Brussels (Brussels Morning) A chilling opinion piece signed by 41 Parisian doctors warns that the already tightly stretched healthcare system could soon become overwhelmed and incapable of caring for the sick and injured in the hospitals of the French capital, France 24 reports.
The 41 doctors working in hospitals in the Paris region jointly wrote a piece, published in Le Journal du Dimanche on Sunday, in which they compared the current situation in the hospitals with the Bataclan concert hall attack in 2015, in which 130 people were killed and hundreds more wounded by Islamist terrorists.
“We have never known such a situation, even during the worst attacks,” the doctors wrote. “We already know that our capacity to offer care will be overwhelmed. We will be obliged to triage patients in order to save as many lives as possible. This triage will concern all patients, with and without Covid, in particular for adult patients’ access to critical care”.
Triage is coming
A separate group of nine critical care doctors writing for Le Monde voiced similar warnings on Sunday. “When just one ICU bed is available but two patients could benefit from it, it consists of deciding which of them will be admitted (and will perhaps survive) and which will not be admitted (and will quite probably die)”, the critical care doctors declared, and added: “This is where we are heading.”

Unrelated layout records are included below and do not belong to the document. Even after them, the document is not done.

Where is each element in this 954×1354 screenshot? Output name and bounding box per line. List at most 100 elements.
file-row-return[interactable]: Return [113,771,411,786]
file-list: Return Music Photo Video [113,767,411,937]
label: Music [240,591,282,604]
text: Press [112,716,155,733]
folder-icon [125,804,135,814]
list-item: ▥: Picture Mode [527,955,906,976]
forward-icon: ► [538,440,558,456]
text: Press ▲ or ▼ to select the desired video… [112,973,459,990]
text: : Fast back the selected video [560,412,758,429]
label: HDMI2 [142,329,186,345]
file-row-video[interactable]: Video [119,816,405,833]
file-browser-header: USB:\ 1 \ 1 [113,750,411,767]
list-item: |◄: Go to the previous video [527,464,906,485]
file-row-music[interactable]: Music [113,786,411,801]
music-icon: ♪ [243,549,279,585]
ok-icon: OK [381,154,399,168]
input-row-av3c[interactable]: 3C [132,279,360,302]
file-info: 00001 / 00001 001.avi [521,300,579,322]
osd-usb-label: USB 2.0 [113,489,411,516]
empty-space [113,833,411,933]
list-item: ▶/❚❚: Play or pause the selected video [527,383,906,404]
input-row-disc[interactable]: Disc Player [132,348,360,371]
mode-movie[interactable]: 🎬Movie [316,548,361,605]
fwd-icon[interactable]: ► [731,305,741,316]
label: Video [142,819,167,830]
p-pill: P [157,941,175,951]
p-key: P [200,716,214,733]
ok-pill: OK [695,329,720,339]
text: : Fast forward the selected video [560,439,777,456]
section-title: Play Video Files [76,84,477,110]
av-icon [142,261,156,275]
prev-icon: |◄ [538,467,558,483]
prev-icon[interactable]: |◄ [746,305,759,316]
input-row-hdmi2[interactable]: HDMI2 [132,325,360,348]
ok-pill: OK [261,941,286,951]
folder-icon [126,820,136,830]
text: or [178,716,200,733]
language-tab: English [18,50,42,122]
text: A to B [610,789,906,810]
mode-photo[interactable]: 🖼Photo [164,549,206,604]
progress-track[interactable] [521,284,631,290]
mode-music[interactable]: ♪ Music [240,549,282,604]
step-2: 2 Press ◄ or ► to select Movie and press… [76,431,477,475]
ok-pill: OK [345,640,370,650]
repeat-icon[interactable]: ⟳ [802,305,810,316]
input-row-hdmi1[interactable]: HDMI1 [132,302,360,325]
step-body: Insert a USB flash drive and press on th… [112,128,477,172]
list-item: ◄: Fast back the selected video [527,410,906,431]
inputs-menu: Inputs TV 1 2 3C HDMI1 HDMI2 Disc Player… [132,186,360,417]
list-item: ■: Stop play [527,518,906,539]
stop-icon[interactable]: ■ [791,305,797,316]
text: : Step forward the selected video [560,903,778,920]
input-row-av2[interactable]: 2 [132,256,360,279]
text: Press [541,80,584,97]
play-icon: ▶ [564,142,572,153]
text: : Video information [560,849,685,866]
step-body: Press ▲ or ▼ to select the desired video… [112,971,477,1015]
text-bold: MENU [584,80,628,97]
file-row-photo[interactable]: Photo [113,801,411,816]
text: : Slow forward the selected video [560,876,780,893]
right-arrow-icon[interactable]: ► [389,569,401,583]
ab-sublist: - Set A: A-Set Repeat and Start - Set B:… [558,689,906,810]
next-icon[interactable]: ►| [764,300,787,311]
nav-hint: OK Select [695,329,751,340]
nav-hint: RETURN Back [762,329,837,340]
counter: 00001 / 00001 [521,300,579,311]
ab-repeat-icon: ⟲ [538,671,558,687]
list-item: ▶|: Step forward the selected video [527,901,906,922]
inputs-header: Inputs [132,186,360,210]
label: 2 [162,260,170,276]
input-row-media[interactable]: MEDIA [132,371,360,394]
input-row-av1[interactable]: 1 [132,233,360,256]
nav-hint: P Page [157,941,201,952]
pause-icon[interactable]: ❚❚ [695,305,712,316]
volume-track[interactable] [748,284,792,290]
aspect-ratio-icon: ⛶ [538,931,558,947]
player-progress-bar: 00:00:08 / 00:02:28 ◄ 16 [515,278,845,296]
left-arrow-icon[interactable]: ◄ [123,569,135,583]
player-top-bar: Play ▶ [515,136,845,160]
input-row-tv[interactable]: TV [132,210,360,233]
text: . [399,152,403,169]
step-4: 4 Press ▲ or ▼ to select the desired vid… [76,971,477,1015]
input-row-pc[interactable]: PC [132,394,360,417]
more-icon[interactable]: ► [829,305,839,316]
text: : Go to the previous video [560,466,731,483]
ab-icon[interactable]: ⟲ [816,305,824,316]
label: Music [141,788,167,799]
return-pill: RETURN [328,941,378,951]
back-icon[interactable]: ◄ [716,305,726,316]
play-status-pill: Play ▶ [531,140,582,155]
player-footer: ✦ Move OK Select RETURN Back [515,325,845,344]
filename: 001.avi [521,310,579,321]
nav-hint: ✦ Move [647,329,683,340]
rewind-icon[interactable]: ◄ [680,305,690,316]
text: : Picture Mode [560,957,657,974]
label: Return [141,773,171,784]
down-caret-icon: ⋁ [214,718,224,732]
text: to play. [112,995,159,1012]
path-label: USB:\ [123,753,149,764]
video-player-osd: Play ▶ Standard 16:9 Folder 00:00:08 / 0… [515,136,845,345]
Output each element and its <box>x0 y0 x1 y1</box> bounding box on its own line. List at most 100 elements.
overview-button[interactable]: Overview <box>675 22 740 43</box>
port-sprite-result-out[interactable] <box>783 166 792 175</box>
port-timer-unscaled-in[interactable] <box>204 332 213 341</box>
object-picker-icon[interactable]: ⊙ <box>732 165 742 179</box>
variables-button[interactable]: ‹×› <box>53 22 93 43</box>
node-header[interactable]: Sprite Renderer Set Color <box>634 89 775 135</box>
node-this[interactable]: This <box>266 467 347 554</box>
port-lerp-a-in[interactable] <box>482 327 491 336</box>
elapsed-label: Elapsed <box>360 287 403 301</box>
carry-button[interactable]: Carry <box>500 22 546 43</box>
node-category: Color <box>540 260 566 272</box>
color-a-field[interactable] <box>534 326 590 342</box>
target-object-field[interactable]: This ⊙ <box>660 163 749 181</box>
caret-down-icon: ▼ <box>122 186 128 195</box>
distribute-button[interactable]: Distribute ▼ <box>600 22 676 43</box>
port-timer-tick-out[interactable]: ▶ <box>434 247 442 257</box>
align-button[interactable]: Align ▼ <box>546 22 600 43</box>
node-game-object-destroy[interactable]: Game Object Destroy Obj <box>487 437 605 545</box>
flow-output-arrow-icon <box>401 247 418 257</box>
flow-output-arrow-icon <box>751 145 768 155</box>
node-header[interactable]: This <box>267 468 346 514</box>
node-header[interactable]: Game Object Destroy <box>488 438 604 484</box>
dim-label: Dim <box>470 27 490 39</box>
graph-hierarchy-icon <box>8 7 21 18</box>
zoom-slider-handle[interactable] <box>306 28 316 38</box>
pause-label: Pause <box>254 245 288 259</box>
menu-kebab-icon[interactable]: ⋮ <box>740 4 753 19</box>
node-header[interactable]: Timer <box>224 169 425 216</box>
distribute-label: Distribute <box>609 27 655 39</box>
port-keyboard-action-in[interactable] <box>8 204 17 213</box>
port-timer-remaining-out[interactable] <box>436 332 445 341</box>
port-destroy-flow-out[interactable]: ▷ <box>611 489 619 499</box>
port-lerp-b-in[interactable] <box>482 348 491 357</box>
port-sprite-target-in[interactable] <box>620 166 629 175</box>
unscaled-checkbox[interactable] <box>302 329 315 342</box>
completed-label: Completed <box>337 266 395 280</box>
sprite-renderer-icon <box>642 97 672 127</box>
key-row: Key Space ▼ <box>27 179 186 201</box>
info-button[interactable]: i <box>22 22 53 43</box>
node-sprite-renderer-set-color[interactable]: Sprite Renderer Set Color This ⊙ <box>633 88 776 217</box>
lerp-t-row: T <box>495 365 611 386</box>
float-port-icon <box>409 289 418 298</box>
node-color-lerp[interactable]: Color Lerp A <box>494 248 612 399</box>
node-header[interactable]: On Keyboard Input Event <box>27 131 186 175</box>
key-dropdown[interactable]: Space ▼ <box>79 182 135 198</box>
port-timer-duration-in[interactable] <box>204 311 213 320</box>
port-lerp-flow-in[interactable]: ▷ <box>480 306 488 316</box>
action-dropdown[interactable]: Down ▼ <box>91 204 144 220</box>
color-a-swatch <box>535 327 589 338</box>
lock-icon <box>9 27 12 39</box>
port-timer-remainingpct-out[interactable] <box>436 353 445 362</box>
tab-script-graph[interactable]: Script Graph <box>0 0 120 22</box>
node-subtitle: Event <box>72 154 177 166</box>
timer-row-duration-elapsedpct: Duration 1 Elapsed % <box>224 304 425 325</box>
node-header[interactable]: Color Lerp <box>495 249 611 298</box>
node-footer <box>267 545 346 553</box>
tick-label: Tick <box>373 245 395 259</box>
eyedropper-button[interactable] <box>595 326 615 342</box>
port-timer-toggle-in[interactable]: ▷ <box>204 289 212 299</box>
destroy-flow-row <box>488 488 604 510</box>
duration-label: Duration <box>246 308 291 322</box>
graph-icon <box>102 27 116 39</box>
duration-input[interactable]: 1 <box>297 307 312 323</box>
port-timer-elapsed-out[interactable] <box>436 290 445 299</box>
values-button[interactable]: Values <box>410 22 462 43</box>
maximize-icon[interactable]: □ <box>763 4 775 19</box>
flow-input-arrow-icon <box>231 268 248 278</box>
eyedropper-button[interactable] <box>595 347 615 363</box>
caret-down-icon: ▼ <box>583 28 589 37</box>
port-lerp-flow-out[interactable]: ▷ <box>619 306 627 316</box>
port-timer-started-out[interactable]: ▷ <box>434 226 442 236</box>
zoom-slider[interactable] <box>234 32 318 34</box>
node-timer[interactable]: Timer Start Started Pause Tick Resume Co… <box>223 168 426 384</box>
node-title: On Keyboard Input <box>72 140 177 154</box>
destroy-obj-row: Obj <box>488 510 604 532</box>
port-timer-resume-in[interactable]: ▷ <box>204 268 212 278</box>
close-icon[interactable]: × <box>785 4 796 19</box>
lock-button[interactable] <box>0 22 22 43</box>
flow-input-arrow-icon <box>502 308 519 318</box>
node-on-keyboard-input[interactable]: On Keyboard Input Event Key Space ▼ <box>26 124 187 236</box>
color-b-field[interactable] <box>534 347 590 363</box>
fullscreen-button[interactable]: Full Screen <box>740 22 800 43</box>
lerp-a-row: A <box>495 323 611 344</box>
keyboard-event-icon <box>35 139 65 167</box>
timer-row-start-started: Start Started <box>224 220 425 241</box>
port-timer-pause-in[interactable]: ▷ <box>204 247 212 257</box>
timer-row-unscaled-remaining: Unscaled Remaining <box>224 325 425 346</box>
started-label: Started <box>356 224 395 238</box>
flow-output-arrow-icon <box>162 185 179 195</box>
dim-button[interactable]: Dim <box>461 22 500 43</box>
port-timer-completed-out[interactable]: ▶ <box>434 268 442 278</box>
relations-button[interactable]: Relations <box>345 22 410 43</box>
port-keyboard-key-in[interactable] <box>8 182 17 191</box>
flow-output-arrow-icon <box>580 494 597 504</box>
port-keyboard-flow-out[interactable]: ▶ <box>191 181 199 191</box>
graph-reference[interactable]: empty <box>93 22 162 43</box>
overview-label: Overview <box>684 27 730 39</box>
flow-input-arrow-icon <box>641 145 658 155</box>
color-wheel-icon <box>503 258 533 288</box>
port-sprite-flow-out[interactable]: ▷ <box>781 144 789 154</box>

The doctors’ warnings come as France’s President Emmanuel Macron has been defending his decision publicly not to impose a full lockdown this year, despite rising figures. So far, Macron’s government has introduced only limited measures, such as imposing a curfew and a diverse range of other softer measures.
No remorse
“We were right not to implement a lockdown in France at the end of January because we didn’t have the explosion of cases that every model predicted”, Macron declared last week. “I don’t have remorse and won’t acknowledge failure”.
However, France recorded 42,619 new infections on Saturday, more than eight times Macron’s stated target of 5,000 daily cases, which he set in late 2020. The number of patients in intensive care grew to 4,791, coming dangerously close to the peak of 4,903 recorded during the country’s second wave last autumn.